Nearly nine in 10 motorists believe the increase in insurance premium tax (IPT) from six per cent to 9.5 per cent, announced by Chancellor George Osborne in the recent Budget, is “unfair” and will encourage uninsured driving, a survey by the AA of nearly 30,000 drivers found.
The planned tax hike will push up the cost of insurance polices from November, and former Bradford East MP, David Ward, who has long campaigned for fairer premiums, said he was disappointed that lessons had not been learned from the previous government.
After a Downing Street summit with representatives of the insurance industry in 2012, Prime Minister David Cameron vowed government action to tackle the compensation culture, reduce legal costs and cut health and safety red tape which would see car insurance savings for motorists.
“It’s a direct attack on car drivers,” said Mr Ward, who had seen premiums fall by 27 per cent in Bradford between 2012-2014.
“Car insurance is not voluntary therefore it is a direct tax directed at car drivers who are struggling enough as it is, and it is sad that they have not learned the lessons from the previous government. This is a serious issue and another kick in the teeth for car drivers.”
The AA reported the first significant quarterly increase in premiums since winter 2011 recently, which has taken the average annual comprehensive car insurance premium to around £549.46. The AA estimates that the tax hike will add an extra £18 to the cost of a typical policy, and said it was informing the Treasury about its new research.
Janet Connor, managing director of AA Insurance, said: “Over the three months ending June 30, the average ‘shoparound’ quote for a comprehensive car insurance policy rose by 5.2 per cent, an extremely sharp jump.
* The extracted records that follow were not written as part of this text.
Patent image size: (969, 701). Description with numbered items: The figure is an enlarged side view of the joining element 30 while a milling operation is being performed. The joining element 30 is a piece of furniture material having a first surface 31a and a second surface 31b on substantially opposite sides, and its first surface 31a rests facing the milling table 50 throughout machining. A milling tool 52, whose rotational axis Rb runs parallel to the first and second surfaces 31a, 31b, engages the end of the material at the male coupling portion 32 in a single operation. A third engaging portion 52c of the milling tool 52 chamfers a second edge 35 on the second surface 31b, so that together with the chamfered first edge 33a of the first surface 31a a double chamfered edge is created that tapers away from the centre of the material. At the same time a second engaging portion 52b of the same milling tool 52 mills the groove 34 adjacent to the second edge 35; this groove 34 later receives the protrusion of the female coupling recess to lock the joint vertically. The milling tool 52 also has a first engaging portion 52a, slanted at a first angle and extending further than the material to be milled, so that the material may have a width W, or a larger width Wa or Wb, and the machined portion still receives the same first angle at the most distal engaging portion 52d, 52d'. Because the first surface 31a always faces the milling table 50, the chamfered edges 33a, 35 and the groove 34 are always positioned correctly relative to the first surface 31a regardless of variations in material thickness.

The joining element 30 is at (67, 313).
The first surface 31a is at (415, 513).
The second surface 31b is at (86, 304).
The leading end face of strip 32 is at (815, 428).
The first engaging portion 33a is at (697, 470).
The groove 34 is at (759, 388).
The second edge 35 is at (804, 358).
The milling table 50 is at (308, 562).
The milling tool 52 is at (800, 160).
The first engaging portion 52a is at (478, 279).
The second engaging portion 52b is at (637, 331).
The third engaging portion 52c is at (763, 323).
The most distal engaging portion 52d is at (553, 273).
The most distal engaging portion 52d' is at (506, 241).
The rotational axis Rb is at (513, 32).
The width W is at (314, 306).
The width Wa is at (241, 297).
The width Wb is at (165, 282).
“That premiums have been falling seems to be the Chancellor’s justification for the tax increase but he is wrong. His timing couldn’t have been worse; not only are premiums starting to rise but the tax can only lead to even greater premium increases than could otherwise be expected over coming months.”
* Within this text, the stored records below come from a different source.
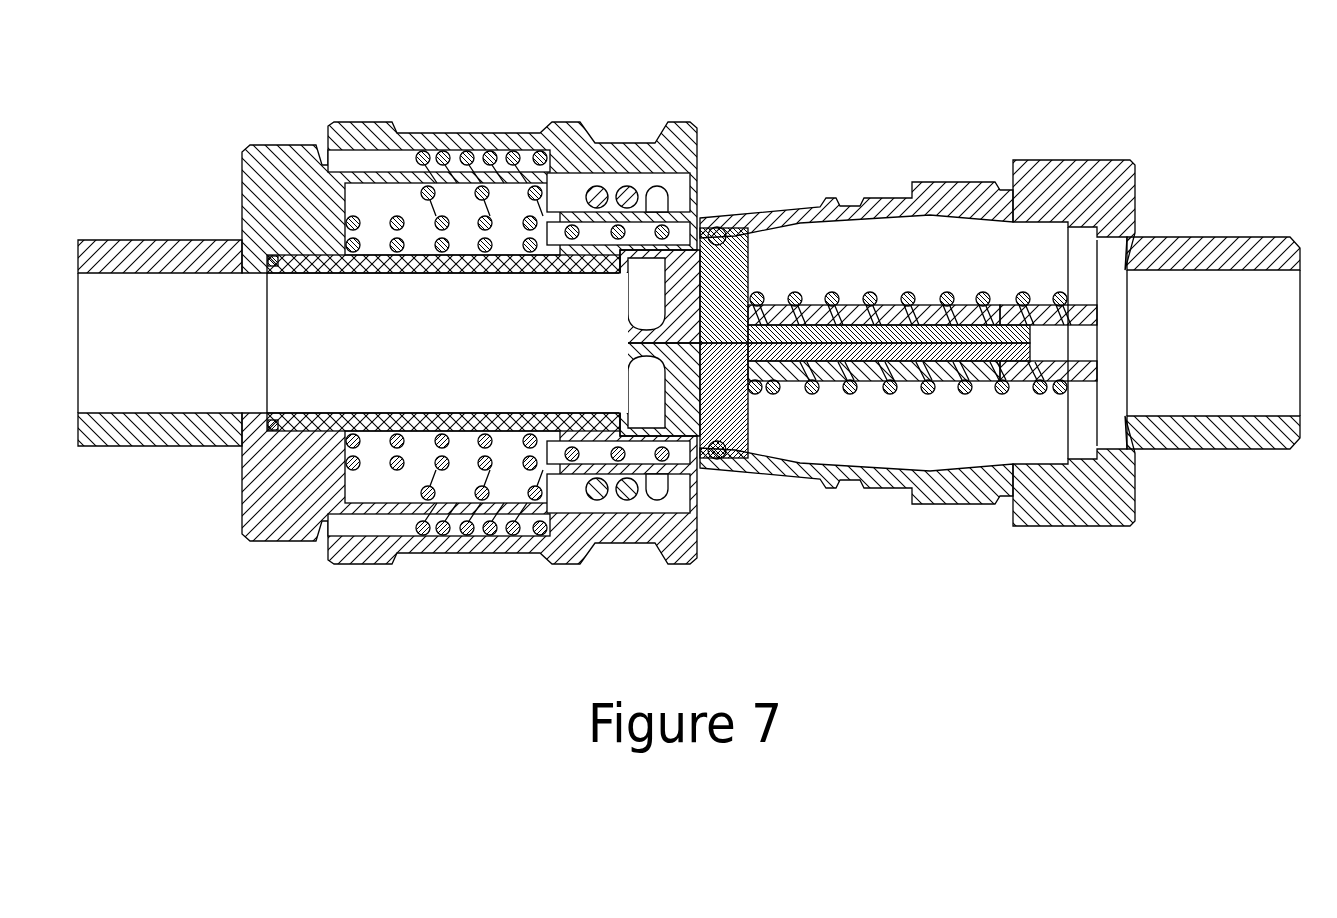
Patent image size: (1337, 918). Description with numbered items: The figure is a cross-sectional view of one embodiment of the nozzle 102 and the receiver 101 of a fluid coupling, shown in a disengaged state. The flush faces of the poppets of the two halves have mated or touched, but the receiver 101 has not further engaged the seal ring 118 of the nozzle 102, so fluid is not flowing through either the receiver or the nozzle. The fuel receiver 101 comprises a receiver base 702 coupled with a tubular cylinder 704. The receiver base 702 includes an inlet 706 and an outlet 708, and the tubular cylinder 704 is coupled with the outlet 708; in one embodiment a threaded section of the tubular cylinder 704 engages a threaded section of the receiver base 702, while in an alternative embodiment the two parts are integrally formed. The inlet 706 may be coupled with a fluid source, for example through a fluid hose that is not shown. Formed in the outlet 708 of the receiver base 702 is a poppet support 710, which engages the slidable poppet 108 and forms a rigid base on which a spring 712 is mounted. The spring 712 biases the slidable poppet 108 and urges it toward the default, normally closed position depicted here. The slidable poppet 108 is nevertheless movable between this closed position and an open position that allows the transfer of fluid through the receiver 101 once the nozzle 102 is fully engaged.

The nozzle 102 is at (72, 118).
The receiver 101 is at (701, 115).
The seal ring 118 is at (700, 213).
The tubular cylinder 704 is at (838, 205).
The receiver base 702 is at (1153, 240).
The inlet 706 is at (1252, 360).
The outlet 708 is at (1023, 283).
The poppet support 710 is at (1005, 320).
The spring 712 is at (887, 378).
The slidable poppet 108 is at (770, 330).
Ms Connor continued: “There is no justification for this underhand and unfair tax increase. We strongly urge the Chancellor to reconsider. I hope he doesn’t just take note of our findings but acts on them.”
The AA’s research showed that 29 per cent of people were unaware that IPT applied to home and motor insurance, and 72 per cent were unaware that it also applied to roadside breakdown cover.
Graeme Trudgill, executive director of the British Insurance Brokers’ Association, said margins in the insurance industry are “tighter than they have ever been”, and the tax hike will result in higher premiums for the public, including the 20.1 million households with contents insurance, 19.6m with motor insurance and 17m with buildings insurance.
He added: “Young drivers are the most over-represented age group for uninsured driving and increasing the cost of their motor insurance further is likely to increase the level of uninsured driving, which we are aware has now started to deteriorate.
“The increase completely undermines the constructive work that the industry and government have done in the past few years to tackle fraud.”